After Jeremiah’s martyrdom at Tahpanhes around 570 B.C., his body was buried in Egypt. The local community of Egyptian Christians, in subsequent centuries, venerated his tomb. According to the tradition preserved in the Orthodox synaxarion, when Alexander the Great conquered Egypt approximately 250 years later (in 332 B.C.), he was deeply moved by the stories of the prophet who had killed crocodiles by his prayers and who had warned the Jewish community of the coming Babylonian invasion. Alexander founded the new city of Alexandria as the capital of his Egyptian conquest. He ordered the relics of the prophet Jeremiah transferred from Tahpanhes to the new city as protective relics. The tradition holds that the relics were placed at four points around the city, protecting it from invasion, from disease, and from the various forms of catastrophe that struck other ancient cities of the Mediterranean. Alexandria itself, founded over the relics of Jeremiah, became one of the most important cities of the ancient world: the supreme center of Hellenistic learning, the home of the great Library, the birthplace of the Septuagint translation of the Old Testament (which is the version of the Old Testament that the Orthodox Church has used since the apostolic age), and one of the supreme cities of early Christianity (Saint Mark the Evangelist established the Christian Church there in the first century). The continuing veneration of Jeremiah at Alexandria across the entire Hellenistic and early Christian period has shaped the Orthodox tradition’s understanding of the protective intercession of the saints across centuries. The same prophet who was rejected by his own countrymen and stoned to death in his own lifetime continues to intercede across the centuries for cities, communities, and individual souls that have venerated his memory. His prayers have surrounded the Church for nearly three thousand years.

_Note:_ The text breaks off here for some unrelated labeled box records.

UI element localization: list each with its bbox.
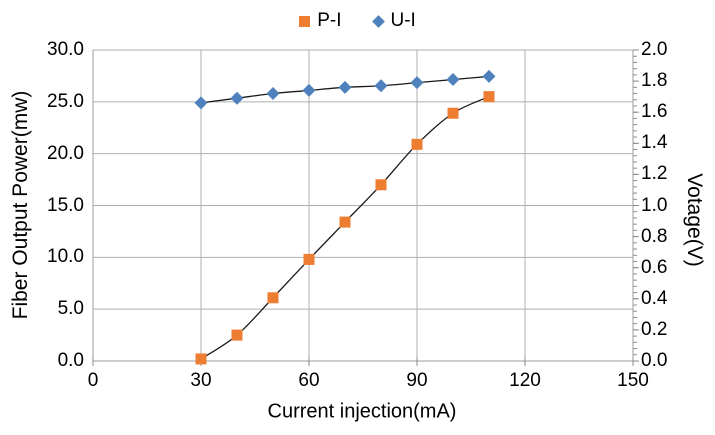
y-right-tick-label: 0.6: [641, 256, 668, 278]
y-right-tick-label: 0.0: [641, 350, 668, 371]
y-left-tick-label: 15.0: [47, 194, 84, 216]
x-tick-label: 90: [406, 370, 428, 391]
square-marker-icon: [299, 15, 311, 27]
data-point-P-I: [195, 353, 207, 365]
y-left-tick-label: 0.0: [57, 350, 84, 371]
y-right-tick-label: 0.8: [641, 225, 668, 247]
data-point-U-I: [338, 80, 352, 94]
legend-item-U-I: U-I: [372, 10, 416, 32]
y-right-tick-label: 0.2: [641, 318, 668, 340]
y-right-tick-label: 1.8: [641, 70, 668, 92]
y-right-tick-label: 1.4: [641, 132, 668, 154]
y-right-tick-label: 1.2: [641, 163, 668, 185]
y-left-tick-label: 30.0: [47, 39, 84, 60]
chart-legend: P-I U-I: [0, 9, 715, 33]
data-point-U-I: [410, 76, 424, 90]
data-point-P-I: [267, 292, 279, 304]
legend-label: P-I: [317, 10, 342, 31]
y-right-tick-label: 0.4: [641, 287, 668, 309]
x-tick-label: 30: [190, 370, 212, 391]
legend-label: U-I: [390, 10, 416, 31]
data-point-P-I: [411, 138, 423, 150]
data-point-P-I: [303, 253, 315, 265]
x-tick-label: 150: [617, 370, 649, 391]
x-tick-label: 120: [509, 370, 541, 391]
data-point-U-I: [446, 73, 460, 87]
y-right-tick-label: 2.0: [641, 39, 668, 60]
data-point-P-I: [375, 179, 387, 191]
y-right-tick-label: 1.0: [641, 194, 668, 216]
x-tick-label: 60: [298, 370, 320, 391]
y-axis-title-left: Fiber Output Power(mw): [9, 90, 32, 320]
legend-item-P-I: P-I: [299, 10, 341, 32]
data-point-U-I: [230, 91, 244, 105]
x-tick-label: 0: [87, 370, 99, 391]
data-point-P-I: [339, 216, 351, 228]
y-axis-title-right: Votage(V): [683, 173, 706, 267]
series-line-P-I: [200, 96, 490, 360]
y-right-tick-label: 1.6: [641, 101, 668, 123]
data-point-U-I: [374, 79, 388, 93]
x-axis-title: Current injection(mA): [267, 400, 457, 423]
data-point-U-I: [302, 83, 316, 97]
y-left-tick-label: 25.0: [47, 90, 84, 112]
data-point-P-I: [231, 329, 243, 341]
data-point-U-I: [266, 87, 280, 101]
data-point-P-I: [447, 107, 459, 119]
y-left-tick-label: 20.0: [47, 142, 84, 164]
data-point-P-I: [483, 91, 495, 103]
y-left-tick-label: 5.0: [57, 298, 84, 320]
data-point-U-I: [194, 96, 208, 110]
y-left-tick-label: 10.0: [47, 246, 84, 268]
data-point-U-I: [482, 69, 496, 83]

Jeremiah matters to every Orthodox Christian for many reasons. He is the supreme example of prophetic faithfulness through to the bitter end. He prophesied for over forty years through the slow collapse of the kingdom of Judah. He was rejected by kings, princes, false prophets, religious leaders, and finally by the very people whose welfare he had spent his life trying to secure. He was thrown into a slimy pit and left to die. He was forced into Egypt against his will. He was finally stoned to death by his own countrymen. Through all of it he wept. He wept for the city he loved. He wept for the Temple that was burned. He wept for the children carried into captivity. He has been called the Weeping Prophet for two thousand years because he is the supreme Old Testament icon of the suffering heart of authentic prophetic ministry. He is also the supreme prophet of the New Covenant. In the middle of the destruction, surrounded by ruins, he prophesied that the Lord would establish a new covenant with His people — not on stone tablets but on the human heart. The New Testament takes its very name from his prophecy. Every Eucharistic celebration in the Orthodox tradition fulfills the vision he saw in the depths of his suffering. He is the friend of every soul that has ever wept for a city, a community, or a beloved that would not turn back. He is the friend of every Christian who has felt the divine grief over the unfaithfulness of a generation. He is the friend of every soul that has ever discovered, in the middle of catastrophe, that the Lord’s mercies are new every morning and that His compassions never fail.